Die Debatte zum Holocaust-Gedenken ist keineswegs abgeschlossen. Der Bundestag hatte, als er 1999 den Bau des Mahnmals für die über sechs Millionen ermordeten Juden Europas beschloss, zugleich bekräftigt, dass auch der anderen Opfergruppen - der Sinti und Roma, der Homosexuellen, der Euthanasie-Opfer, der Zwangssterilisierten und all der anderen - "angemessen" zu gedenken sei.

Ich möchte allen noch lebenden Opfern der Nazibarbarei, ihren Angehörigen und ihren Verbänden sagen, dass wir uns in unserem verantwortlichen Nachdenken über würdige Gedenkorte und Gedenkformen sowie deren Gestaltung keinesfalls von arithmetischen Überlegungen leiten lassen, die etwa das Ausmaß und die Angemessenheit dieses Gedenkens an der Zahl der bislang ermittelten Opfer bemißt. Wir hierarchisieren nicht das erlittene Unrecht, wir relativieren nicht den Terror der Naziherrschaft. Es gibt keine Mordopfer 1. und 2. Klasse.

Wir haben bei der Stiftung "Denkmal für die ermordeten Juden Europas einen Beirat gebildet, in dem die meisten der genannten Opfergruppen durch ihre Verbände vertreten sind. Dort findet eine intensive Debatte darüber statt, in welchen Formen dieses Gedenken künftig angemessen zum Ausdruck gebracht werden soll. Dort scheint sich auch ein gewisser Konsens darüber herauszukristallisieren, dass die Form des "Mahnmals" insbesondere für die sogenannten Völkermordopfer gewählt werden soll. Ich begrüße es deshalb sehr, dass der Senat der Stadt Berlin den Architekten Dani Karavan mit dem Entwurf für ein Mahnmal für die ermordeten Sinti und Roma beauftragt hat.

Sinti und Roma galten nach der beschämenden Logik der nationalsozialistischen Unrecht-Sprechung als rassisch minderwertige Zigeuner.
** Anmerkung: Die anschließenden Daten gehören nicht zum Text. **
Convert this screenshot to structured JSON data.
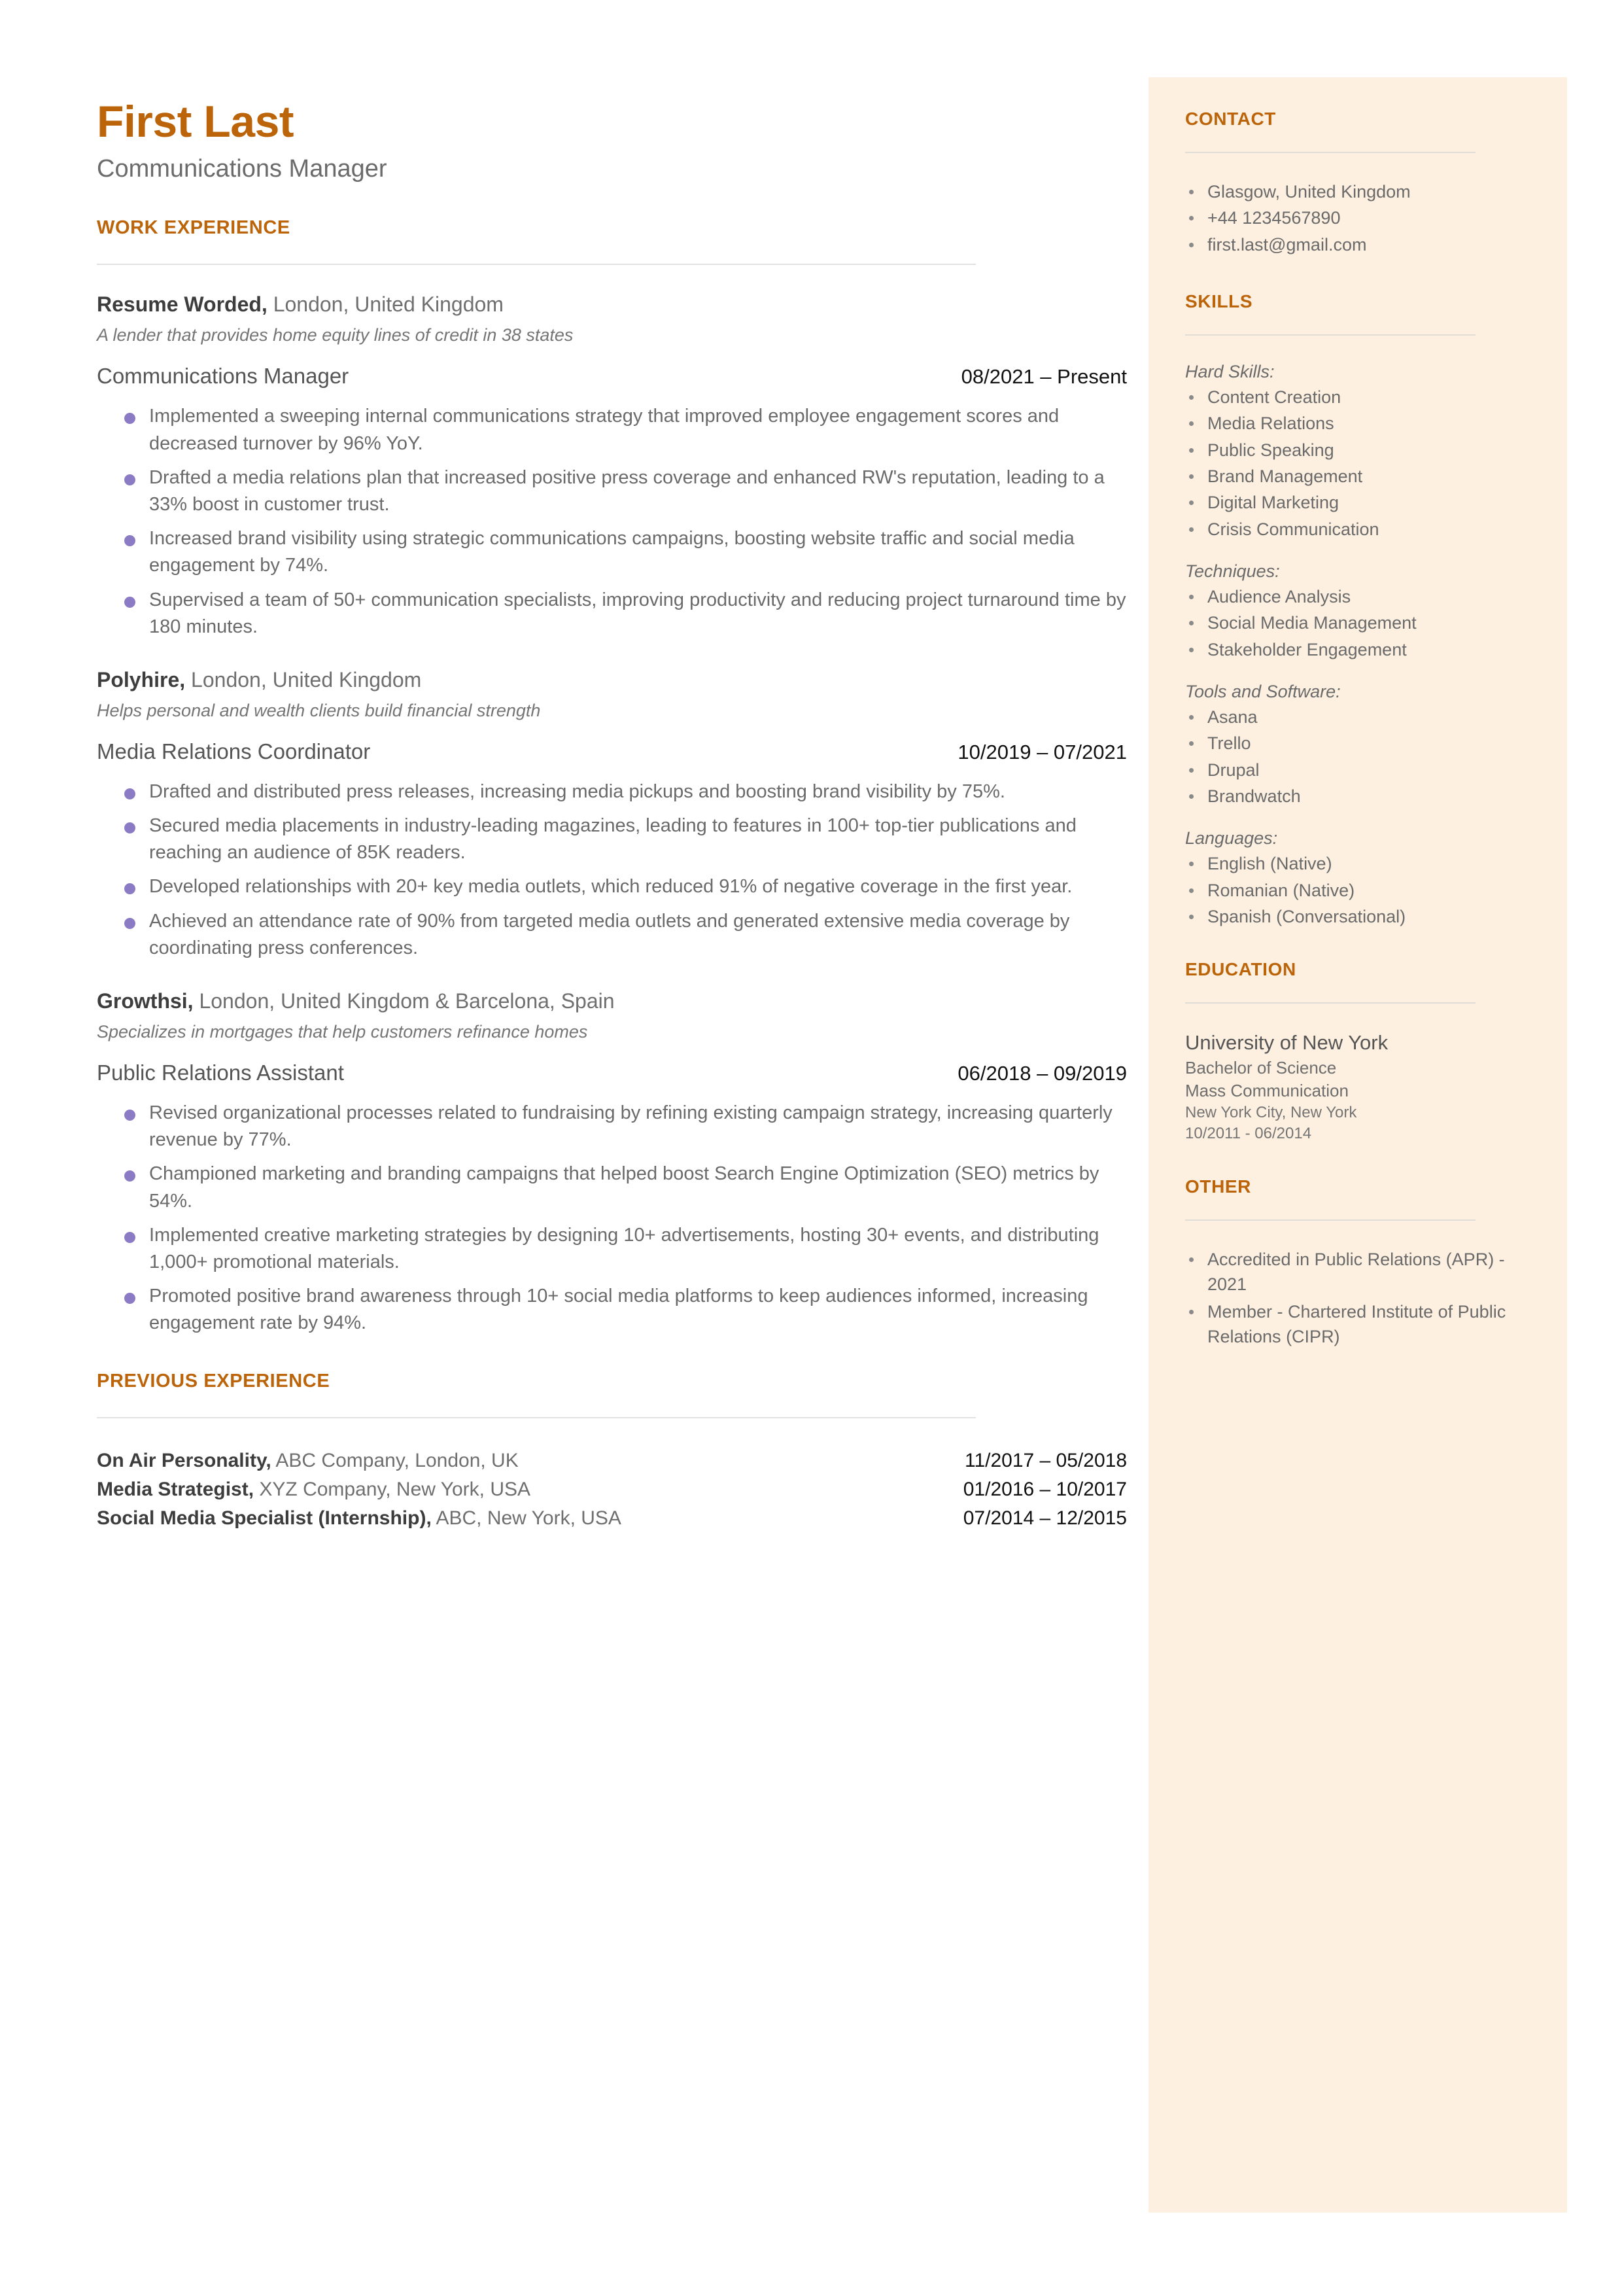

Mit dem Vorsatz, diese europäische Minderheit vollständig zu vernichten, wurden sie systematisch und familienweise erfaßt und deportiert. Hunderttausende von ihnen sind zwangssterilisiert oder in Konzentrationslagern ermordet worden - in Auschwitz-Birkenau ebenso wie in Treblinka, Majdanek, Sachsenhausen, Ravensbrück, Buchenwald, Bergen-Belsen, Dachau, Mauthausen und an weiteren Orten.

Günter Grass hat in einer sehr bewegenden Rede im letzten Oktober an diesen Vernichtungsfeldzug gegen die Sinti und Roma erinnert. Und er hat darauf hingewiesen, dass Sinti und Roma bis heute europaweit benachteiligt sind und diskriminiert werden.

Ein Zeichen der Ehre und der Hoffnung ist es, dass heute Musiker aus verschiedenen europäischen Kulturen zu uns gekommen sind, um gemeinsam für uns und unsere Gäste zu spielen: der Sinti-Geiger Jozseph Lendvay, das Quartett aus Mitgliedern der "Philharmonie der Nationen" unter Leitung von Justus Frantz."